Coroner’s inquest underway to examine Hudson Brooks’ 2015 police-shooting death

Witness recalls 'feeling scared' for South Surrey man in moments before RCMP fired fatal shots

Hudson Brooks. (File photo)

Barbara Goddyn remembers feeling concern for the young man she heard yelling “kill me, kill me, kill me now, sorry, mom, sorry,” in the early morning hours of July 18, 2015.

“I was scared for him,” the South Surrey woman said Monday (March 1), testifying during a coroner’s inquest as to her impression of the male she saw in the moments prior to Hudson Brooks’ shooting death.

The male was walking down the middle of 18 Avenue at the time, westbound toward 152 Street, Goddyn told the inquest. He was shirtless and waving his hands back and forth.

Brooks was fatally shot by police shortly after, outside the South Surrey RCMP detachment, during an altercation police at the time initially described as involving a suicidal male.

Following an investigation by the Independent Investigations Office of B.C., charges of aggravated assault and assault with a weapon were announced against Const. Elizabeth Cucheran in December 2017 in connection with the shooting.

Cucheran was ordered to stand trial following a preliminary inquiry, however, B.C. Prosecution Service officials announced in September 2019 that further investigation determined the evidence no longer supported prosecuting the officer for any criminal offence.
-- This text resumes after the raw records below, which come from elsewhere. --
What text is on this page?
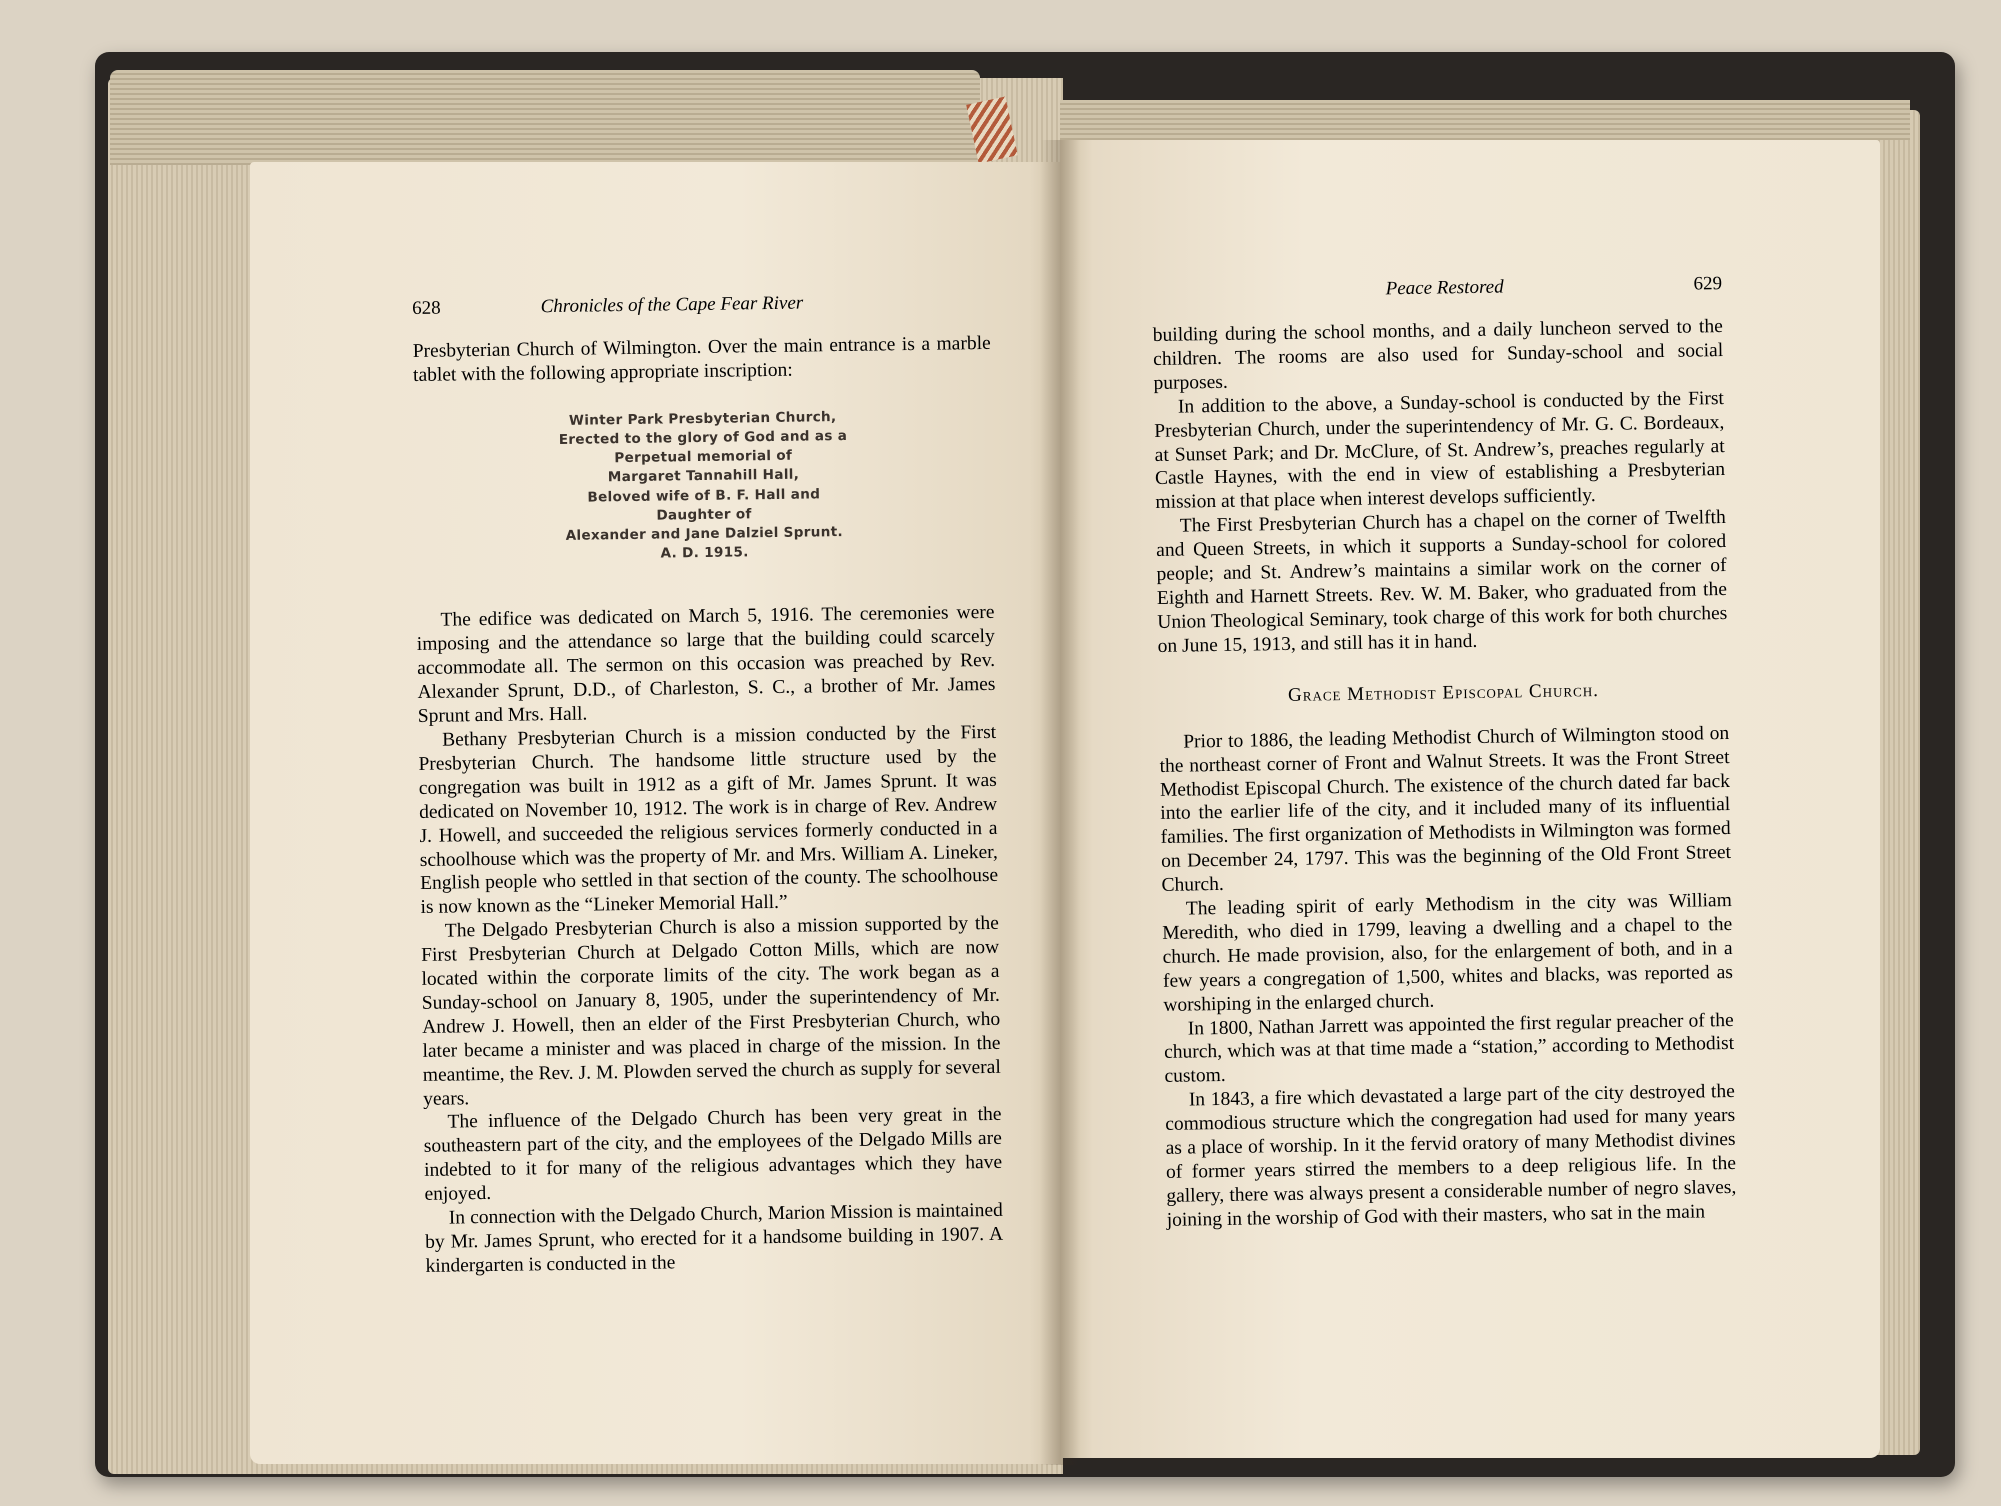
628	Chronicles of the Cape Fear River

Presbyterian Church of Wilmington. Over the main entrance is a marble tablet with the following appropriate inscription:

Winter Park Presbyterian Church,
Erected to the glory of God and as a
Perpetual memorial of
Margaret Tannahill Hall,
Beloved wife of B. F. Hall and
Daughter of
Alexander and Jane Dalziel Sprunt.
A. D. 1915.

The edifice was dedicated on March 5, 1916. The ceremonies were imposing and the attendance so large that the building could scarcely accommodate all. The sermon on this occasion was preached by Rev. Alexander Sprunt, D.D., of Charleston, S. C., a brother of Mr. James Sprunt and Mrs. Hall.

Bethany Presbyterian Church is a mission conducted by the First Presbyterian Church. The handsome little structure used by the congregation was built in 1912 as a gift of Mr. James Sprunt. It was dedicated on November 10, 1912. The work is in charge of Rev. Andrew J. Howell, and succeeded the religious services formerly conducted in a schoolhouse which was the property of Mr. and Mrs. William A. Lineker, English people who settled in that section of the county. The schoolhouse is now known as the “Lineker Memorial Hall.”

The Delgado Presbyterian Church is also a mission supported by the First Presbyterian Church at Delgado Cotton Mills, which are now located within the corporate limits of the city. The work began as a Sunday-school on January 8, 1905, under the superintendency of Mr. Andrew J. Howell, then an elder of the First Presbyterian Church, who later became a minister and was placed in charge of the mission. In the meantime, the Rev. J. M. Plowden served the church as supply for several years.

The influence of the Delgado Church has been very great in the southeastern part of the city, and the employees of the Delgado Mills are indebted to it for many of the religious advantages which they have enjoyed.

In connection with the Delgado Church, Marion Mission is maintained by Mr. James Sprunt, who erected for it a handsome building in 1907. A kindergarten is conducted in the

Peace Restored	629

building during the school months, and a daily luncheon served to the children. The rooms are also used for Sunday-school and social purposes.

In addition to the above, a Sunday-school is conducted by the First Presbyterian Church, under the superintendency of Mr. G. C. Bordeaux, at Sunset Park; and Dr. McClure, of St. Andrew’s, preaches regularly at Castle Haynes, with the end in view of establishing a Presbyterian mission at that place when interest develops sufficiently.

The First Presbyterian Church has a chapel on the corner of Twelfth and Queen Streets, in which it supports a Sunday-school for colored people; and St. Andrew’s maintains a similar work on the corner of Eighth and Harnett Streets. Rev. W. M. Baker, who graduated from the Union Theological Seminary, took charge of this work for both churches on June 15, 1913, and still has it in hand.

Grace Methodist Episcopal Church.

Prior to 1886, the leading Methodist Church of Wilmington stood on the northeast corner of Front and Walnut Streets. It was the Front Street Methodist Episcopal Church. The existence of the church dated far back into the earlier life of the city, and it included many of its influential families. The first organization of Methodists in Wilmington was formed on December 24, 1797. This was the beginning of the Old Front Street Church.

The leading spirit of early Methodism in the city was William Meredith, who died in 1799, leaving a dwelling and a chapel to the church. He made provision, also, for the enlargement of both, and in a few years a congregation of 1,500, whites and blacks, was reported as worshiping in the enlarged church.

In 1800, Nathan Jarrett was appointed the first regular preacher of the church, which was at that time made a “station,” according to Methodist custom.

In 1843, a fire which devastated a large part of the city destroyed the commodious structure which the congregation had used for many years as a place of worship. In it the fervid oratory of many Methodist divines of former years stirred the members to a deep religious life. In the gallery, there was always present a considerable number of negro slaves, joining in the worship of God with their masters, who sat in the main
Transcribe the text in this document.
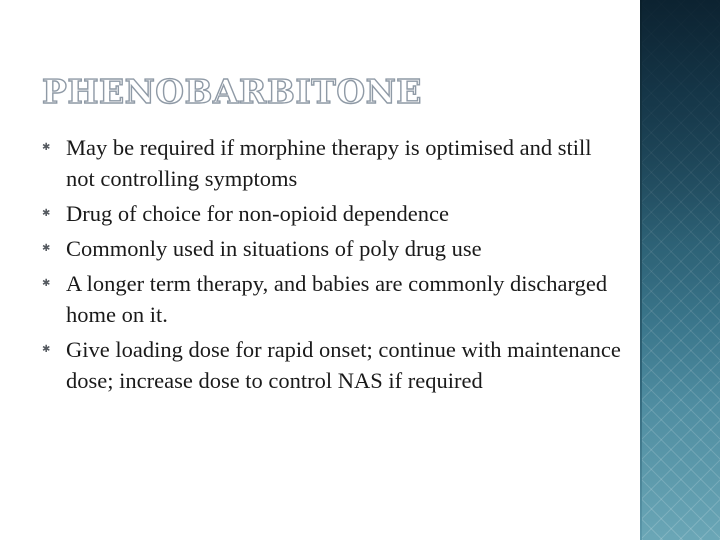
PHENOBARBITONE
✱ May be required if morphine therapy is optimised and still not controlling symptoms
✱ Drug of choice for non-opioid dependence
✱ Commonly used in situations of poly drug use
✱ A longer term therapy, and babies are commonly discharged home on it.
✱ Give loading dose for rapid onset; continue with maintenance dose; increase dose to control NAS if required
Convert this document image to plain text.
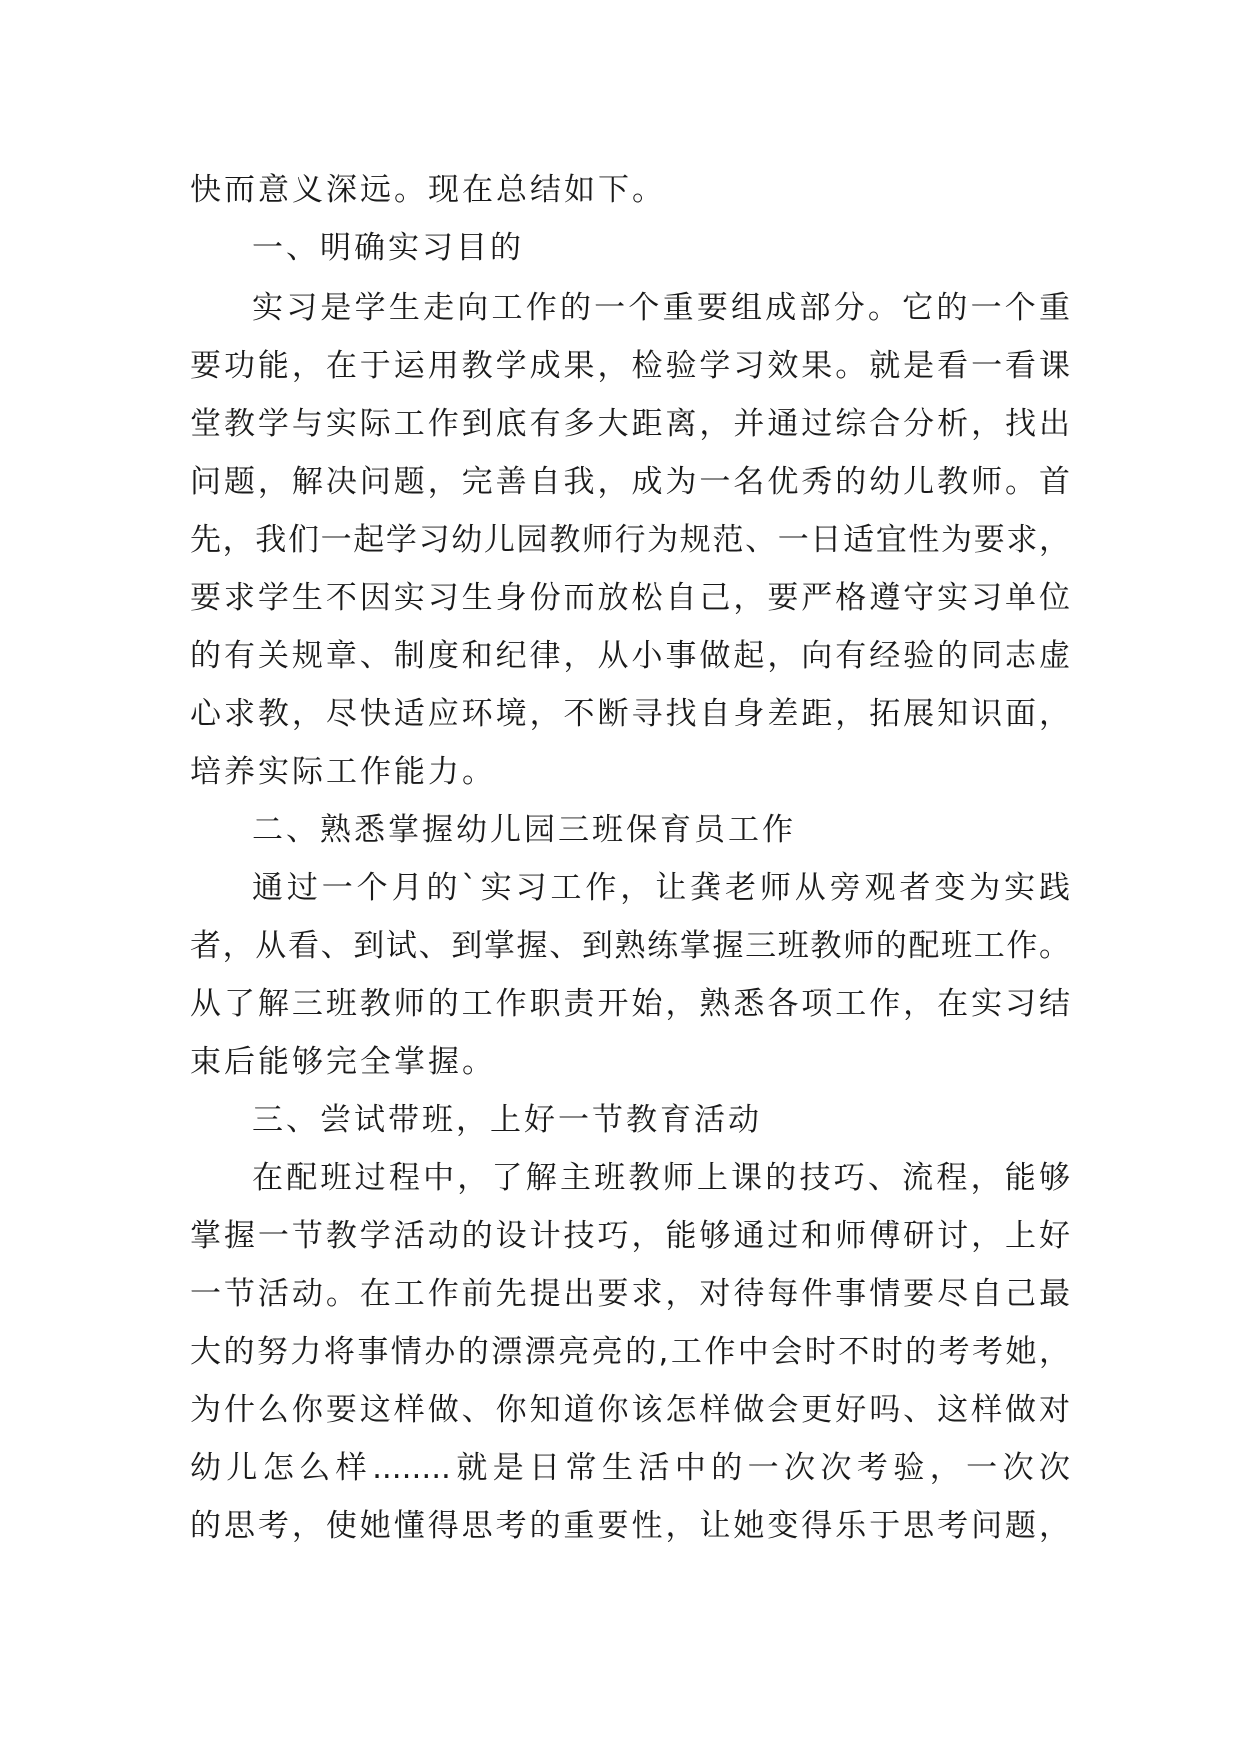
快而意义深远。现在总结如下。
一、明确实习目的
实习是学生走向工作的一个重要组成部分。它的一个重
要功能，在于运用教学成果，检验学习效果。就是看一看课
堂教学与实际工作到底有多大距离，并通过综合分析，找出
问题，解决问题，完善自我，成为一名优秀的幼儿教师。首
先，我们一起学习幼儿园教师行为规范、一日适宜性为要求，
要求学生不因实习生身份而放松自己，要严格遵守实习单位
的有关规章、制度和纪律，从小事做起，向有经验的同志虚
心求教，尽快适应环境，不断寻找自身差距，拓展知识面，
培养实际工作能力。
二、熟悉掌握幼儿园三班保育员工作
通过一个月的`实习工作，让龚老师从旁观者变为实践
者，从看、到试、到掌握、到熟练掌握三班教师的配班工作。
从了解三班教师的工作职责开始，熟悉各项工作，在实习结
束后能够完全掌握。
三、尝试带班，上好一节教育活动
在配班过程中，了解主班教师上课的技巧、流程，能够
掌握一节教学活动的设计技巧，能够通过和师傅研讨，上好
一节活动。在工作前先提出要求，对待每件事情要尽自己最
大的努力将事情办的漂漂亮亮的,工作中会时不时的考考她，
为什么你要这样做、你知道你该怎样做会更好吗、这样做对
幼儿怎么样........就是日常生活中的一次次考验，一次次
的思考，使她懂得思考的重要性，让她变得乐于思考问题，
READ MORE: Charges dropped against officer who shot and killed Hudson Brooks in South Surrey

This week’s inquest – underway at the Burnaby Coroner’s Court in Metrotown – is a formal effort to examine the circumstances that led to Brooks’ death and provide an opportunity for recommendations that could prevent a death under similar circumstances in the future.

Brooks’ mother, Jennifer Brooks, was the first witness called. Reading from a prepared statement, she told the inquest that her son’s death was “like losing a limb.”

“I could not function or think,” Brooks said.

“Hudson did not deserve this. The pieces will never be brought together, a mother should never have to live without her child.”

Other witnesses included a friend of Hudson’s who spoke of sharing magic mushrooms with the 20-year-old and other friends at a party in the hours prior to his death; a police officer who recounted a violent attack on his vehicle, during which the young perpetrator was yelling, “I’m going to kill you”; and a motorist who told of witnessing a male “just screaming and yelling and banging” on a police car in the 1800-block of 152 Street that same morning.

Sgt. Stuart Gray told the inquest that his experience that morning was “far and beyond” anything he’d dealt with prior to that time in his policing career. He recalled briefly losing sight of the young man in question, then registering that “pop” noises he heard were likely gunshots.

Matthew Jordan confirmed for the inquest that he learned after sharing magic mushrooms with Hudson that it was his friend’s first time trying the hallucinogenic. Jordan also confirmed that he told IIO investigators he felt his friend “was going out of it, that he was no longer there,” that morning.

“Ya, I remember saying that,” Jordan said, in response to questions from David Kwan, counsel for the RCMP.

Jordan also told the inquest that prior to that morning, he “had never seen (Hudson) like that, ever.”

The inquest is scheduled for four days.